Federal set up has provided an opportunity to bring agricultural staff close to the farmers. But attitude of majority of the staff is centralized. It needs to change. Otherwise career prospects for staff working in the rural councils would be constrained by the limited promotional opportunities. Further education and training opportunities may also be limited. Agricultural services are likely to get little attention and priority by the local leaders, and therefore this sector is expected to suffer more due to funding and other problems.
There are several cases of staffs being assigned to positions that are not supported by their qualifications and expertise. Thus they are inadequately competent to take-up the given responsibilities and perform effectively. Professional development of the staff is often disrupted due to transfer and promotion in non-faculty posts. Currently there are 11 faculties under Nepal Agriculture Service and majority of the posts are faculty-wise. There are few non-faculty posts of general nature where any agriculturist is eligible to get transferred or promoted. These days the tendency is to create more non-faculty posts for generalists. Such practice has become a challenge to retain experts.
The government needs to pay special attention to agriculture sector because it feeds the increasing population. Agriculture sector is different from other institutional setups in that it needs functioning institutions and more competent staff at the bottom to deliver services as per the demands of the farmers. An officer level staff would be required to lead agriculture work even at the village council level. But the Ministry of Federal Affairs and Local Development is proposing gazetted officer to lead the municipality team and a non-gazetted first class staff for village council. This does not serve the need of the agricultural sector. If a junior officer from the administration service is leading the team, the senior officer from other services will be frustrated.

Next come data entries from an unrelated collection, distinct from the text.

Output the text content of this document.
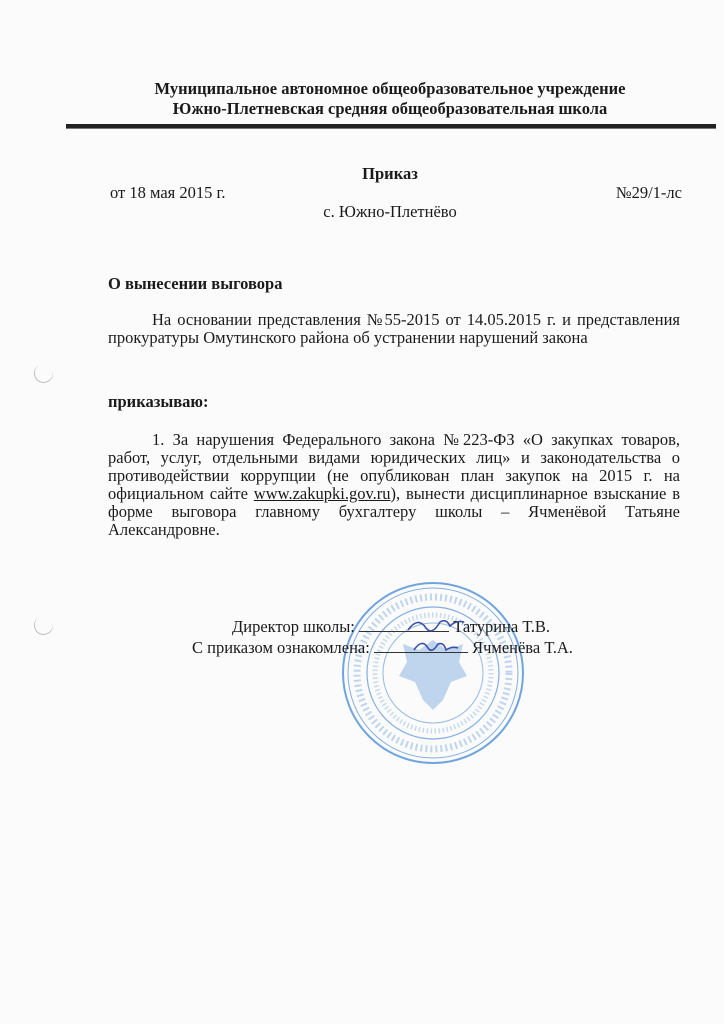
Муниципальное автономное общеобразовательное учреждение
Южно-Плетневская средняя общеобразовательная школа
Приказ
от 18 мая 2015 г.	№29/1-лс
с. Южно-Плетнёво
О вынесении выговора

На основании представления №55-2015 от 14.05.2015 г. и представления прокуратуры Омутинского района об устранении нарушений закона

приказываю:

1. За нарушения Федерального закона №223-ФЗ «О закупках товаров, работ, услуг, отдельными видами юридических лиц» и законодательства о противодействии коррупции (не опубликован план закупок на 2015 г. на официальном сайте www.zakupki.gov.ru), вынести дисциплинарное взыскание в форме выговора главному бухгалтеру школы – Ячменёвой Татьяне Александровне.

Директор школы:	Татурина Т.В.
С приказом ознакомлена:	Ячменёва Т.А.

Thus position and leadership will continue to be a thorny issue and will require a robust exercise by a team of experts to settle.

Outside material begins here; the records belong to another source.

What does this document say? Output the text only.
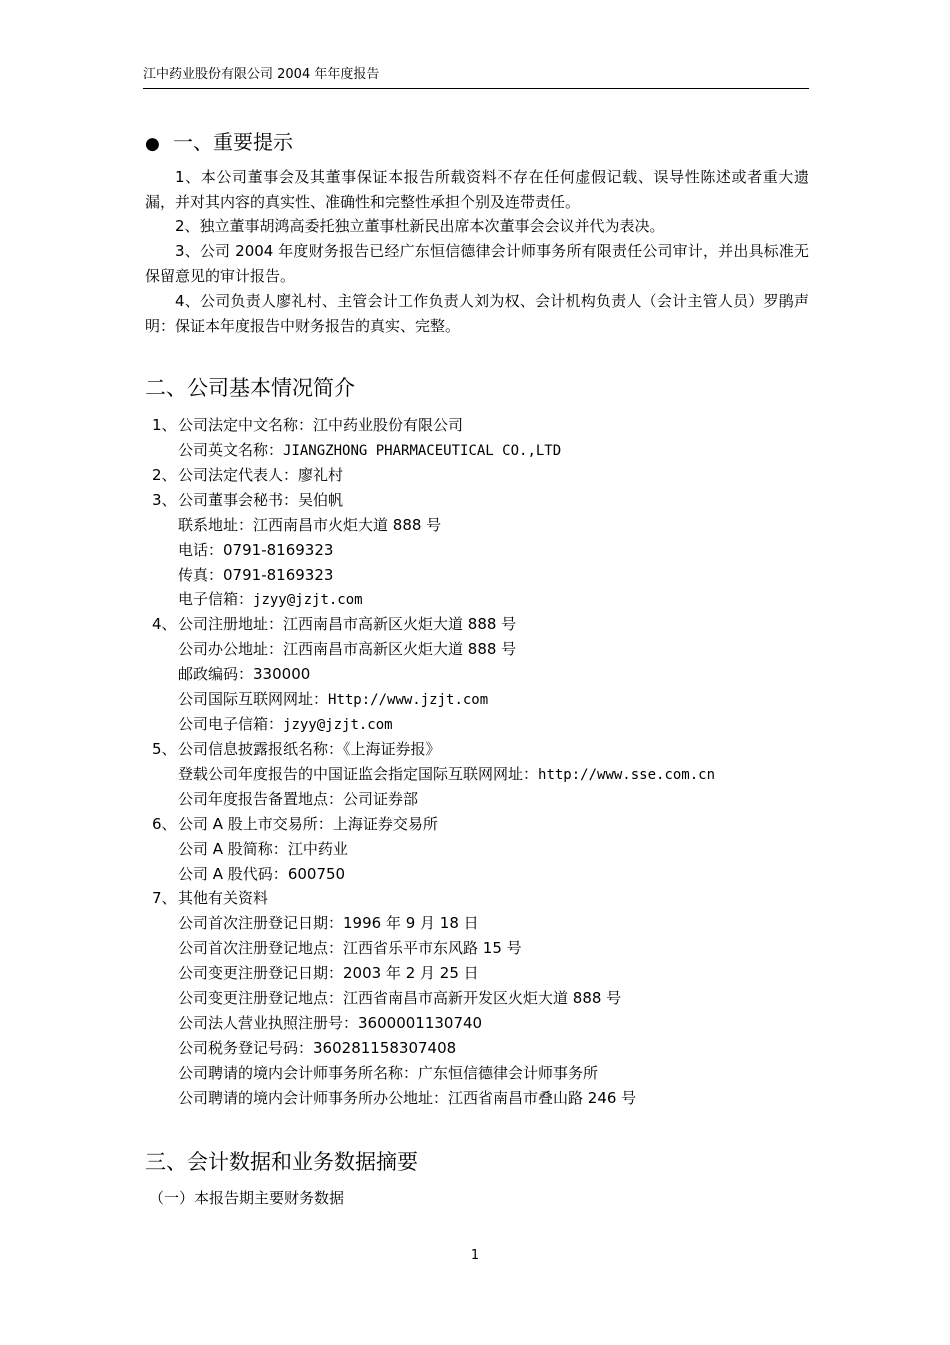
江中药业股份有限公司 2004 年年度报告
● 一、重要提示
1、本公司董事会及其董事保证本报告所载资料不存在任何虚假记载、误导性陈述或者重大遗漏，并对其内容的真实性、准确性和完整性承担个别及连带责任。
2、独立董事胡鸿高委托独立董事杜新民出席本次董事会会议并代为表决。
3、公司 2004 年度财务报告已经广东恒信德律会计师事务所有限责任公司审计，并出具标准无保留意见的审计报告。
4、公司负责人廖礼村、主管会计工作负责人刘为权、会计机构负责人（会计主管人员）罗鹃声明：保证本年度报告中财务报告的真实、完整。
二、公司基本情况简介
1、公司法定中文名称：江中药业股份有限公司
公司英文名称：JIANGZHONG PHARMACEUTICAL CO.,LTD
2、公司法定代表人：廖礼村
3、公司董事会秘书：吴伯帆
联系地址：江西南昌市火炬大道 888 号
电话：0791-8169323
传真：0791-8169323
电子信箱：jzyy@jzjt.com
4、公司注册地址：江西南昌市高新区火炬大道 888 号
公司办公地址：江西南昌市高新区火炬大道 888 号
邮政编码：330000
公司国际互联网网址：Http://www.jzjt.com
公司电子信箱：jzyy@jzjt.com
5、公司信息披露报纸名称：《上海证券报》
登载公司年度报告的中国证监会指定国际互联网网址：http://www.sse.com.cn
公司年度报告备置地点：公司证券部
6、公司 A 股上市交易所：上海证券交易所
公司 A 股简称：江中药业
公司 A 股代码：600750
7、其他有关资料
公司首次注册登记日期：1996 年 9 月 18 日
公司首次注册登记地点：江西省乐平市东风路 15 号
公司变更注册登记日期：2003 年 2 月 25 日
公司变更注册登记地点：江西省南昌市高新开发区火炬大道 888 号
公司法人营业执照注册号：3600001130740
公司税务登记号码：360281158307408
公司聘请的境内会计师事务所名称：广东恒信德律会计师事务所
公司聘请的境内会计师事务所办公地址：江西省南昌市叠山路 246 号
三、会计数据和业务数据摘要
（一）本报告期主要财务数据
1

Needless to say, one of the objectives of local level restructuring in agriculture is to provide effective services to the farmers. To meet this objective, we need to change the attitude of the leaders and administrators, and arrange qualified technicians even at the ward level. Winston Churchill once said “attitude is a little thing that makes a big difference.”
The first phase of Agriculture Development Strategy is in implementation and the country has entered into the federal system. It is right time to carry out in-depth assessment of the need of the physical infrastructure and human resource needed for all tiers of governments as per the allocated functions provided in the constitution.